31 de julho de 2025
AMÉRICA DO SUL

Direita vence eleição na Colômbia e Abelardo De La Espriella é eleito presidente

Advogado e empresário derrotou Iván Cepeda por margem apertada e encerra ciclo do governo de Gustavo Petro

Por Redação
Publicado em
Abelardo De La Espriella venceu a eleição presidencial e será o novo presidente da Colômbia. - Foto: Reprodução/Redes Sociais

A Colômbia elegeu neste domingo (21) o advogado e empresário Abelardo De La Espriella como novo presidente da República. Segundo dados preliminares divulgados pelo Conselho Nacional Eleitoral (CNE), com 99,70% das urnas apuradas, o candidato da direita obteve 12.927.006 votos, o equivalente a 49,65% dos votos válidos, superando o senador Iván Cepeda, aliado do atual presidente Gustavo Petro, que recebeu 12.681.268 votos, ou 48,71%.

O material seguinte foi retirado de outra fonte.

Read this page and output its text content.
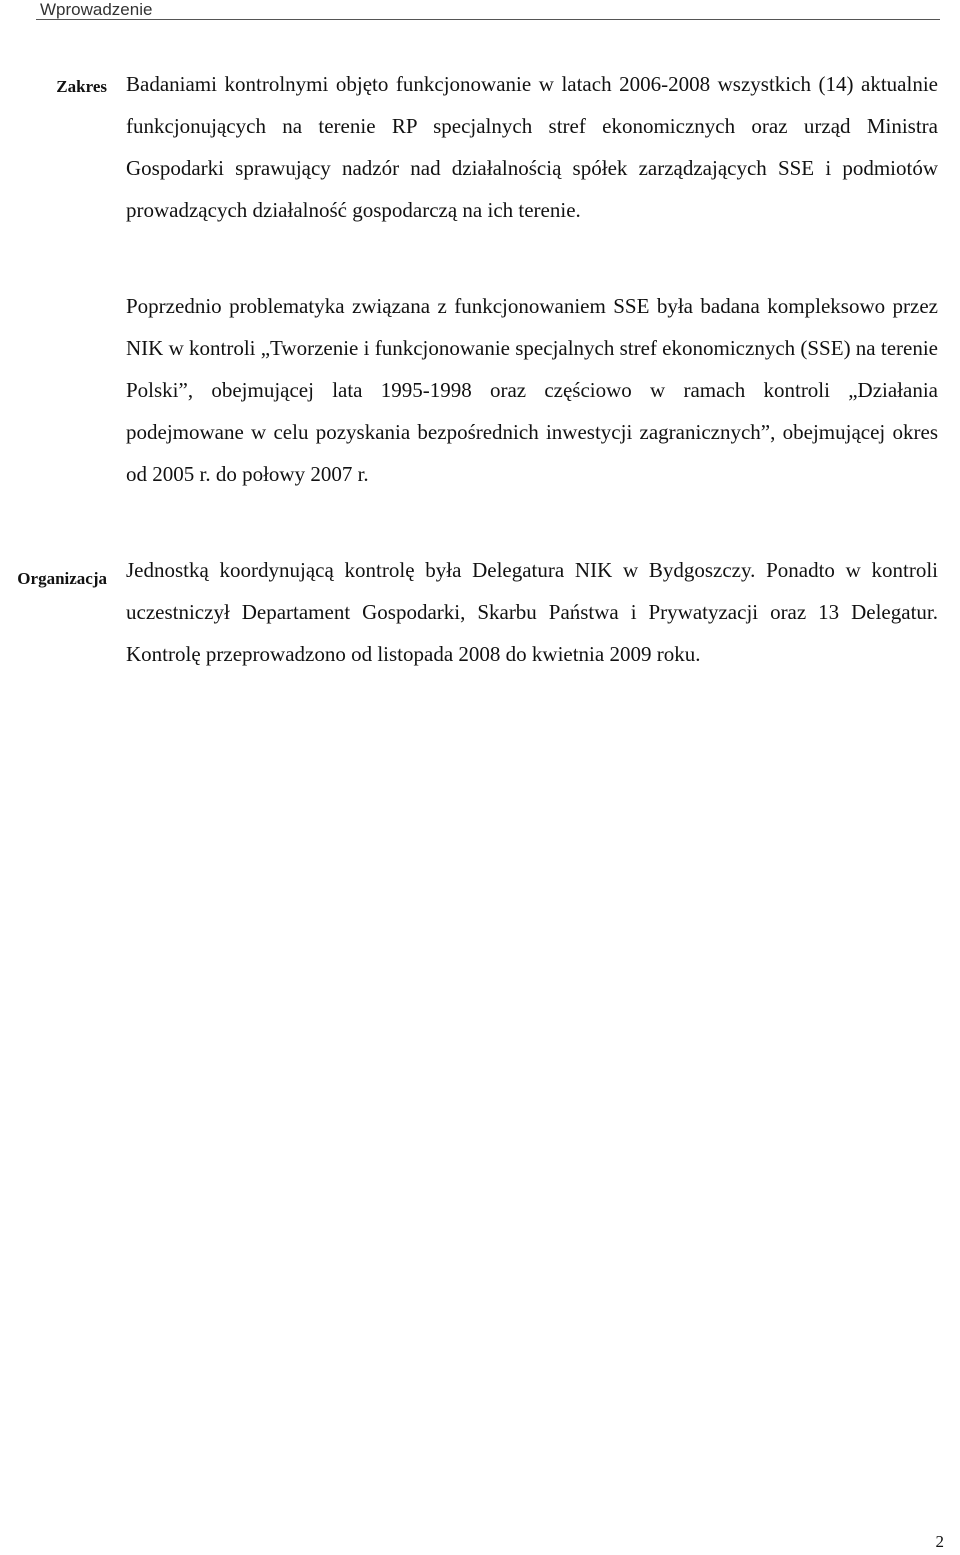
Wprowadzenie
Zakres Badaniami kontrolnymi objęto funkcjonowanie w latach 2006-2008 wszystkich (14) aktualnie funkcjonujących na terenie RP specjalnych stref ekonomicznych oraz urząd Ministra Gospodarki sprawujący nadzór nad działalnością spółek zarządzających SSE i podmiotów prowadzących działalność gospodarczą na ich terenie.

Poprzednio problematyka związana z funkcjonowaniem SSE była badana kompleksowo przez NIK w kontroli „Tworzenie i funkcjonowanie specjalnych stref ekonomicznych (SSE) na terenie Polski”, obejmującej lata 1995-1998 oraz częściowo w ramach kontroli „Działania podejmowane w celu pozyskania bezpośrednich inwestycji zagranicznych”, obejmującej okres od 2005 r. do połowy 2007 r.

Organizacja Jednostką koordynującą kontrolę była Delegatura NIK w Bydgoszczy. Ponadto w kontroli uczestniczył Departament Gospodarki, Skarbu Państwa i Prywatyzacji oraz 13 Delegatur. Kontrolę przeprowadzono od listopada 2008 do kwietnia 2009 roku.

2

A diferença entre os dois candidatos ficou em cerca de 245 mil votos, encerrando uma das disputas mais acirradas da história recente do país. Apesar da divulgação do resultado preliminar, a legislação colombiana prevê uma etapa posterior de escrutínio, processo de conferência oficial das atas eleitorais que será iniciado nesta segunda-feira (22).

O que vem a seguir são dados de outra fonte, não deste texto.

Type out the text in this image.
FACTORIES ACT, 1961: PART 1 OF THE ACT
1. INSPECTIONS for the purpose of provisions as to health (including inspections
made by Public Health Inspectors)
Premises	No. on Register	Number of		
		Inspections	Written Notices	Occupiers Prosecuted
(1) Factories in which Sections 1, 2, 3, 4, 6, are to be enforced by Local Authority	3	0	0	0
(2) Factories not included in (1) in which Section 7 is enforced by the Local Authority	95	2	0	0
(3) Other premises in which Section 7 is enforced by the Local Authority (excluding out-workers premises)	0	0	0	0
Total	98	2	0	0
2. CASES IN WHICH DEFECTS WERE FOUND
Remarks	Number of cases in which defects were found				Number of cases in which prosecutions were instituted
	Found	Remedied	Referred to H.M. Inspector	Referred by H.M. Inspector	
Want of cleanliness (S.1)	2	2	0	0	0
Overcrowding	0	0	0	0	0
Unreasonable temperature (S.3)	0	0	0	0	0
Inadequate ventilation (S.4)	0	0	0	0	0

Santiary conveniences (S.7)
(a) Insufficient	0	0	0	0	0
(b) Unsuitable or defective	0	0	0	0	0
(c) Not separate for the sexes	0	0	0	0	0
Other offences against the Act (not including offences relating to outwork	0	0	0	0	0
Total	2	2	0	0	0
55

A vitória de De La Espriella representa uma mudança significativa no cenário político colombiano após o governo de Gustavo Petro, primeiro presidente de esquerda da história do país. Durante a campanha, o presidente eleito defendeu uma agenda voltada ao endurecimento do combate ao narcotráfico, fortalecimento das forças de segurança, redução do tamanho do Estado e revisão de políticas implementadas pela atual administração.

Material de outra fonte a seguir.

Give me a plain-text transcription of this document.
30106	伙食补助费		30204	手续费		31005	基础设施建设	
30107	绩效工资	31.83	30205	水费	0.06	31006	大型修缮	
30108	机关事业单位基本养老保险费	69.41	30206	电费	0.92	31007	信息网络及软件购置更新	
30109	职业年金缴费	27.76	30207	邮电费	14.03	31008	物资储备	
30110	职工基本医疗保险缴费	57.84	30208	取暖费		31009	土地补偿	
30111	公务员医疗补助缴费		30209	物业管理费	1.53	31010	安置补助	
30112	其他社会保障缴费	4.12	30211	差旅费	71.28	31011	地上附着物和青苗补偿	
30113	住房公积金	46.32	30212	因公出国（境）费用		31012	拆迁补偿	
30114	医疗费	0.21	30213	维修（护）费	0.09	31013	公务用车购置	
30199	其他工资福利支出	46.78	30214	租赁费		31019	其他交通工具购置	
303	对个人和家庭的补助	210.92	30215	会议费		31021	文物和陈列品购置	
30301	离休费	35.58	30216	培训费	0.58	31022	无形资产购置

Conhecido nacionalmente como "El Tigre", Abelardo De La Espriella tem 47 anos, é advogado, empresário e nunca ocupou cargo eletivo. Sua candidatura ganhou força com um discurso voltado à segurança pública, combate à corrupção e enfrentamento ao crime organizado.

Entre as principais propostas apresentadas durante a campanha estão a ampliação das ações militares contra grupos armados, o endurecimento das penas para integrantes de organizações criminosas e o encerramento de negociações com grupos insurgentes, incluindo dissidências das antigas Forças Armadas Revolucionárias da Colômbia (Farc).

O presidente eleito também manifestou admiração pelo presidente dos Estados Unidos, Donald Trump, e pelo presidente de El Salvador, Nayib Bukele. Inspirado no modelo salvadorenho, defendeu a construção de grandes complexos penitenciários para combater facções criminosas e organizações ligadas ao narcotráfico.

A eleição foi marcada por forte polarização política. Após o primeiro turno, o presidente Gustavo Petro e o candidato Iván Cepeda chegaram a questionar aspectos do processo eleitoral, alegando possíveis irregularidades. No entanto, entidades independentes de observação eleitoral, organismos internacionais e instituições responsáveis pela fiscalização não identificaram evidências de fraude.

Após o encerramento da votação, Petro afirmou que respeitará o resultado oficial definido pelo escrutínio e pediu tranquilidade à população. O presidente também destacou a necessidade de diálogo nacional diante da divisão política observada durante o processo eleitoral.

Caso o resultado seja confirmado após a contagem oficial, a Colômbia passará a integrar o grupo de governos conservadores e de direita que ganharam força nos últimos anos na América Latina, alterando o equilíbrio político da região para os próximos anos.